291 Pa. Super. 84 (1981)
435 A.2d 231
COMMONWEALTH of Pennsylvania
v.
James Calvin PEELE, Appellant.
Superior Court of Pennsylvania.
Submitted March 6, 1980.
Filed September 25, 1981.
*85 Bruce D. Foreman, Harrisburg, for appellant.
Marion E. MacIntyre, Assistant District Attorney, Harrisburg, for Commonwealth, appellee.
Before CERCONE, President Judge, and WATKINS and MONTGOMERY, JJ.
MONTGOMERY, Judge:
Appellant takes this appeal from the lower court's denial of his Post Conviction Hearing Act,[1] hereinafter PCHA, petition without a hearing.

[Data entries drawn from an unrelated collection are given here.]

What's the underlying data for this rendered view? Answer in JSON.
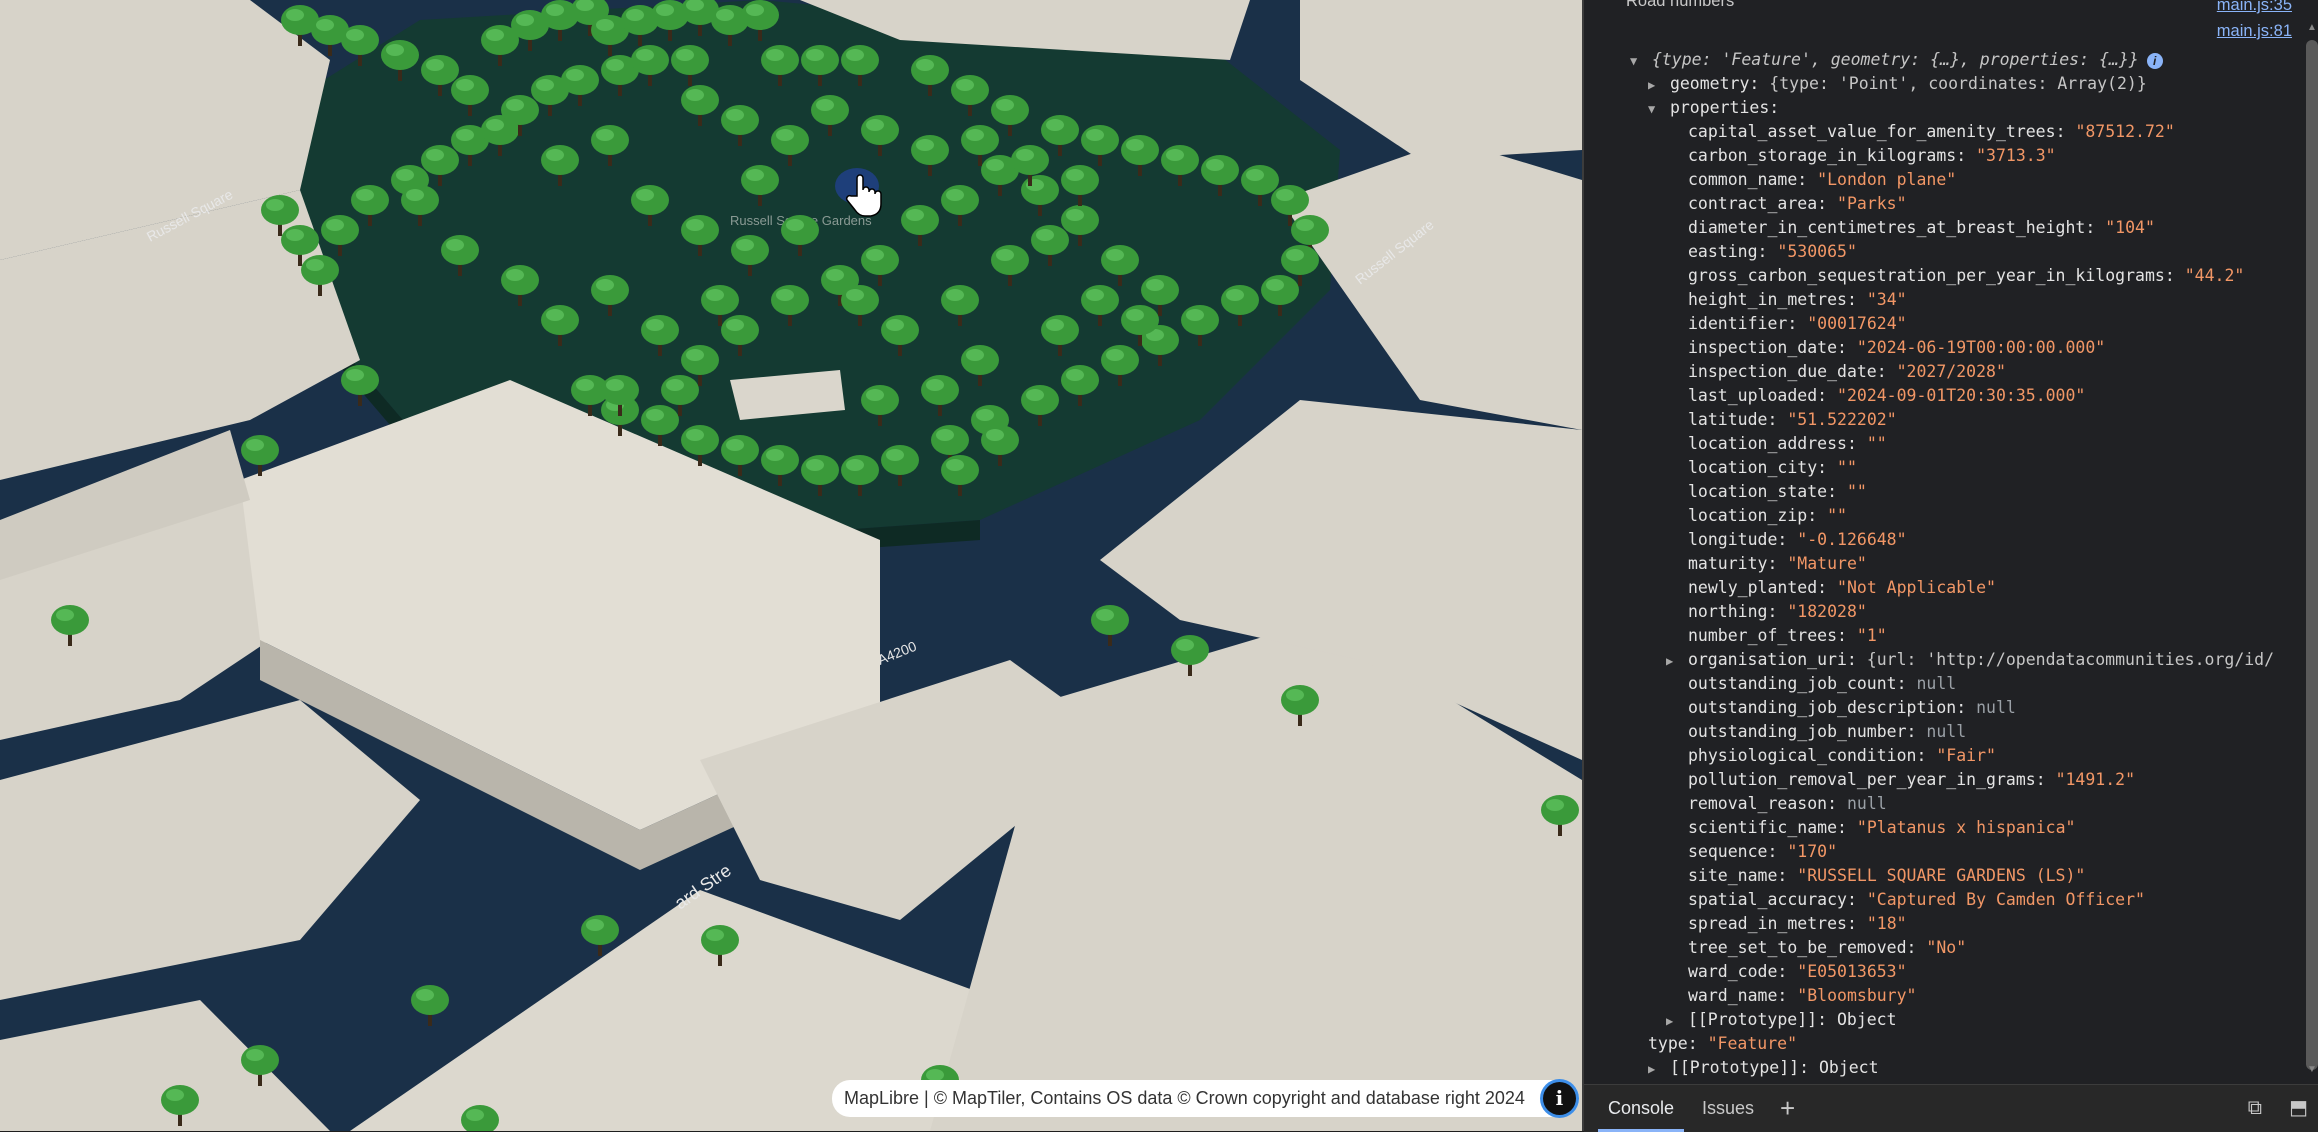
{
  "map": {
    "labels": {
      "russell_square_left": "Russell Square",
      "russell_square_right": "Russell Square",
      "russell_square_gardens": "Russell Square Gardens",
      "a4200_top": "A4200",
      "a4200_bottom": "A4200",
      "road_top_left": "A4200",
      "street_bottom": "ard Stre"
    },
    "attribution": "MapLibre | © MapTiler, Contains OS data © Crown copyright and database right 2024",
    "attribution_icon": "info-icon"
  },
  "devtools": {
    "top_partial_label": "Road numbers",
    "source_links": [
      "main.js:35",
      "main.js:81"
    ],
    "object_summary": "{type: 'Feature', geometry: {…}, properties: {…}}",
    "geometry_summary": "{type: 'Point', coordinates: Array(2)}",
    "geometry_key": "geometry",
    "properties_key": "properties",
    "properties": [
      {
        "key": "capital_asset_value_for_amenity_trees",
        "value": "\"87512.72\"",
        "kind": "str"
      },
      {
        "key": "carbon_storage_in_kilograms",
        "value": "\"3713.3\"",
        "kind": "str"
      },
      {
        "key": "common_name",
        "value": "\"London plane\"",
        "kind": "str"
      },
      {
        "key": "contract_area",
        "value": "\"Parks\"",
        "kind": "str"
      },
      {
        "key": "diameter_in_centimetres_at_breast_height",
        "value": "\"104\"",
        "kind": "str"
      },
      {
        "key": "easting",
        "value": "\"530065\"",
        "kind": "str"
      },
      {
        "key": "gross_carbon_sequestration_per_year_in_kilograms",
        "value": "\"44.2\"",
        "kind": "str"
      },
      {
        "key": "height_in_metres",
        "value": "\"34\"",
        "kind": "str"
      },
      {
        "key": "identifier",
        "value": "\"00017624\"",
        "kind": "str"
      },
      {
        "key": "inspection_date",
        "value": "\"2024-06-19T00:00:00.000\"",
        "kind": "str"
      },
      {
        "key": "inspection_due_date",
        "value": "\"2027/2028\"",
        "kind": "str"
      },
      {
        "key": "last_uploaded",
        "value": "\"2024-09-01T20:30:35.000\"",
        "kind": "str"
      },
      {
        "key": "latitude",
        "value": "\"51.522202\"",
        "kind": "str"
      },
      {
        "key": "location_address",
        "value": "\"\"",
        "kind": "str"
      },
      {
        "key": "location_city",
        "value": "\"\"",
        "kind": "str"
      },
      {
        "key": "location_state",
        "value": "\"\"",
        "kind": "str"
      },
      {
        "key": "location_zip",
        "value": "\"\"",
        "kind": "str"
      },
      {
        "key": "longitude",
        "value": "\"-0.126648\"",
        "kind": "str"
      },
      {
        "key": "maturity",
        "value": "\"Mature\"",
        "kind": "str"
      },
      {
        "key": "newly_planted",
        "value": "\"Not Applicable\"",
        "kind": "str"
      },
      {
        "key": "northing",
        "value": "\"182028\"",
        "kind": "str"
      },
      {
        "key": "number_of_trees",
        "value": "\"1\"",
        "kind": "str"
      },
      {
        "key": "organisation_uri",
        "value": "{url: 'http://opendatacommunities.org/id/",
        "kind": "obj"
      },
      {
        "key": "outstanding_job_count",
        "value": "null",
        "kind": "null"
      },
      {
        "key": "outstanding_job_description",
        "value": "null",
        "kind": "null"
      },
      {
        "key": "outstanding_job_number",
        "value": "null",
        "kind": "null"
      },
      {
        "key": "physiological_condition",
        "value": "\"Fair\"",
        "kind": "str"
      },
      {
        "key": "pollution_removal_per_year_in_grams",
        "value": "\"1491.2\"",
        "kind": "str"
      },
      {
        "key": "removal_reason",
        "value": "null",
        "kind": "null"
      },
      {
        "key": "scientific_name",
        "value": "\"Platanus x hispanica\"",
        "kind": "str"
      },
      {
        "key": "sequence",
        "value": "\"170\"",
        "kind": "str"
      },
      {
        "key": "site_name",
        "value": "\"RUSSELL SQUARE GARDENS (LS)\"",
        "kind": "str"
      },
      {
        "key": "spatial_accuracy",
        "value": "\"Captured By Camden Officer\"",
        "kind": "str"
      },
      {
        "key": "spread_in_metres",
        "value": "\"18\"",
        "kind": "str"
      },
      {
        "key": "tree_set_to_be_removed",
        "value": "\"No\"",
        "kind": "str"
      },
      {
        "key": "ward_code",
        "value": "\"E05013653\"",
        "kind": "str"
      },
      {
        "key": "ward_name",
        "value": "\"Bloomsbury\"",
        "kind": "str"
      }
    ],
    "prototype_inner": "[[Prototype]]: Object",
    "type_line_key": "type",
    "type_line_value": "\"Feature\"",
    "prototype_outer": "[[Prototype]]: Object",
    "drawer": {
      "tabs": [
        "Console",
        "Issues"
      ],
      "add_icon": "plus-icon",
      "right_icons": [
        "dock-icon",
        "undock-icon"
      ]
    }
  },
  "colors": {
    "tree_green": "#3a9a3a",
    "park_fill": "#143a32",
    "building": "#d7d3c9",
    "street": "#1a3048",
    "string_value": "#f29766",
    "link": "#8ab4f8"
  }
}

For the reasons set forth below, we find that the lower court erred in summarily dismissing appellant's petition, and we reverse and remand for an evidentiary hearing.
Appellant pled guilty to two counts of False Alarms to Agencies of Public Safety[2] on August 26, 1976. No petition to withdraw the plea was filed. He was sentenced to concurrent terms of imprisonment of nine months to three *86 years. No direct appeal was taken. Appellant subsequently filed a PCHA petition alleging that his trial counsel was ineffective, and that his guilty plea was unlawfully induced by his counsel's promise that he would be placed in an alcoholic treatment center, rather than in a correctional facility. The court below dismissed the petition without a hearing stating that the transcript of the guilty plea colloquy refuted the allegations.
We must first address the question of whether appellant has waived his claim for relief by failing to file a petition to withdraw his guilty plea and by failing to take a direct appeal. Commonwealth v. Strader, 262 Pa.Super. 166, 396 A.2d 697 (1978). In Strader, a case similar to the one at hand, we held that such a claim was not waived despite the failure to file a petition to withdraw or take a direct appeal as the PCHA petition alleged ineffective assistance of counsel with regard to the guilty plea. See also, Commonwealth v. McCall, 267 Pa.Super. 351, 406 A.2d 1077 (1979). Appellant, therefore, has not waived his claim for relief.
Appellant claims that his guilty plea was unlawfully induced by his counsel's purported promise that he would not receive a prison sentence, but would be released into an alcoholic treatment center. As noted above, the lower court summarily dismissed this claim, finding that it was refuted by the record of the guilty plea colloquy. We find this to be error.
Even though the Commonwealth disputes appellant's allegations, and even though appellant stated during the guilty pea colloquy that his plea was not induced, the record herein does not clearly refute his claim that the plea was unlawfully induced. Commonwealth v. McCall, supra, citing Commonwealth v. Strader, supra.
Finding the rational of the McCall and Strader decisions applicable to the instant case, we reverse the decision of the lower court summarily dismissing appellant's PCHA petition, and remand for a hearing on that petition.
Reversed and remanded. This court does not retain jurisdiction.
NOTES
[1]  Post Conviction Hearing Act, Act 1966, January 25, P.L. 1580 (1965), 19 P.S. § 1180-1 et seq. Repealed 1978, April 28, P.L. 202, No. 53, § 2(a) [1397], effective June 27, 1980, now implemented by Pa.R.Crim.P., Rules 1501 through 1506.
[2]  18 Pa.C.S.A. § 4905, 1972, Dec. 6, P.L. 1482, No. 334, § 1, effective June 6, 1973.